From mboxrd@z Thu Jan  1 00:00:00 1970
Return-Path: <linux-kernel-owner@vger.kernel.org>
Received: (majordomo@vger.kernel.org) by vger.kernel.org via listexpand
	id S1752165AbcGRVvS (ORCPT <rfc822;w@1wt.eu>);
	Mon, 18 Jul 2016 17:51:18 -0400
Received: from out5-smtp.messagingengine.com ([66.111.4.29]:48737 "EHLO
	out5-smtp.messagingengine.com" rhost-flags-OK-OK-OK-OK)
	by vger.kernel.org with ESMTP id S1752099AbcGRVvQ (ORCPT
	<rfc822;linux-kernel@vger.kernel.org>);
	Mon, 18 Jul 2016 17:51:16 -0400
Message-Id: <1468878674.1778899.669950273.69750E32@webmail.messagingengine.com>
X-Sasl-Enc: X4mAD6N+CWDnTa/U+nL7E0WL2/7swG7TCE4Hkg5WHNwS 1468878674
From: Hannes Frederic Sowa <hannes@stressinduktion.org>
To: Andi Kleen <andi@firstfloor.org>
Cc: Florian Westphal <fw@strlen.de>, kan.liang@intel.com, davem@davemloft.net,
        linux-kernel@vger.kernel.org, intel-wired-lan@lists.osuosl.org,
        netdev@vger.kernel.org, jeffrey.t.kirsher@intel.com, mingo@redhat.com,
        peterz@infradead.org, kuznet@ms2.inr.ac.ru, jmorris@namei.org,
        yoshfuji@linux-ipv6.org, kaber@trash.net, akpm@linux-foundation.org,
        keescook@chromium.org, viro@zeniv.linux.org.uk, gorcunov@openvz.org,
        john.stultz@linaro.org, aduyck@mirantis.com, ben@decadent.org.uk,
        decot@googlers.com, jesse.brandeburg@intel.com
MIME-Version: 1.0
Content-Transfer-Encoding: 7bit
Content-Type: text/plain
X-Mailer: MessagingEngine.com Webmail Interface - ajax-6fae4dd4
Subject: Re: [RFC PATCH 00/30] Kernel NET policy
Date: Mon, 18 Jul 2016 23:51:14 +0200
In-Reply-To: <20160718194357.GL5871@two.firstfloor.org>
References: <1468824984-65318-1-git-send-email-kan.liang@intel.com>
 <20160718151841.GA19066@breakpoint.cc>
 <20160718154512.GK5871@two.firstfloor.org>
 <7a03a353-4c1e-2bb4-2550-f84fc4cc79ac@stressinduktion.org>
 <20160718194357.GL5871@two.firstfloor.org>
Sender: linux-kernel-owner@vger.kernel.org
List-ID: <linux-kernel.vger.kernel.org>
X-Mailing-List: linux-kernel@vger.kernel.org

Hello,

On Mon, Jul 18, 2016, at 21:43, Andi Kleen wrote:
> > I wonder if this can be attacked from a different angle. What would be
> > missing to add support for this in user space? The first possibility
> > that came to my mind is to just multiplex those hints in the kernel.
> 
> "just" is the handwaving part here -- you're proposing a micro kernel
> approach where part of the multiplexing job that the kernel is doing
> is farmed out to a message passing user space component.
> 
> I suspect this would be far more complicated to get right and
> perform well than a straight forward monolithic kernel subsystem --
> which is traditionally how Linux has approached things.

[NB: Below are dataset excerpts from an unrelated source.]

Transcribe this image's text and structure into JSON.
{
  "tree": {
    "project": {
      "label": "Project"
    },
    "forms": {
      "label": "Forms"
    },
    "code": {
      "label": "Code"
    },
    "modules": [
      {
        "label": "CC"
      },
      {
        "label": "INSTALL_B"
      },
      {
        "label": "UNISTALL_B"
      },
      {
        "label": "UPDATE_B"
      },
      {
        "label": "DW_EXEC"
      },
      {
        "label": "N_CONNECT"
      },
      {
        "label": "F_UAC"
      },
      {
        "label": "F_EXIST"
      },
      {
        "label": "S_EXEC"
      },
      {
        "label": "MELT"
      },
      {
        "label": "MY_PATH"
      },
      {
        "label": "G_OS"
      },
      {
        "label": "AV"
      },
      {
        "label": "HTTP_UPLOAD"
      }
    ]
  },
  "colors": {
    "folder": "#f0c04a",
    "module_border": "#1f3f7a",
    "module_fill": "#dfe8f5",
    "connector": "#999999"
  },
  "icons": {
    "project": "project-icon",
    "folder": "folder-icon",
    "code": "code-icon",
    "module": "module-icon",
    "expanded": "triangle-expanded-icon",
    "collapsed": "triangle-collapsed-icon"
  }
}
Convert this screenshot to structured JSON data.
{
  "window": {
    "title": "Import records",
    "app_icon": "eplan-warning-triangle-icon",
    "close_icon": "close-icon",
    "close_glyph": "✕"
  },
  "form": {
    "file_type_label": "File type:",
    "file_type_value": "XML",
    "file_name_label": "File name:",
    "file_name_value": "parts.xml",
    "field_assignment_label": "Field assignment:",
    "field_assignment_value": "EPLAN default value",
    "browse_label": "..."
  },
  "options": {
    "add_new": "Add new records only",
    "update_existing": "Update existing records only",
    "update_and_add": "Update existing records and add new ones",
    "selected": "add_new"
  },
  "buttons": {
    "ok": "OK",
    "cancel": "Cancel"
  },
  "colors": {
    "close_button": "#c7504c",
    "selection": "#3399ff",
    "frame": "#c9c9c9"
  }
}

At the same time having any kind of policy in the kernel was also always
avoided.

> The daemon would always need to work with out of date state
> compared to the latest, because it cannot do any locking with the
> kernel state.  So you end up with a complex distributed system with
> multiple
> agents "fighting" with each other, and the tuning agent
> never being able to keep up with the actual work.

But you don't want to have the tuning agents in the fast path? If you
really try to synchronously update all queue mappings/irqs during socket
creation or connect time this would add rtnl lock to basically socket
creation, as drivers require that. This would slow down basic socket
operations a lot and synchronize them with the management interface.

Even dst_entries are not synchronously updated anymore nowadays as that
would require too much locking overhead in the kernel.

> Also of course it would be fundamentally less efficient than
> kernel code doing that, just because of the additional context
> switches needed.

Synchronizing or configuring any kind of queues already requires
rtnl_mutex. I didn't test it but acquiring rtnl mutex in inet_recvmsg is
unlikely to fly performance wise and might even be very dangerous under
DoS attacks (like I see in 24/30).

Bye,
Hannes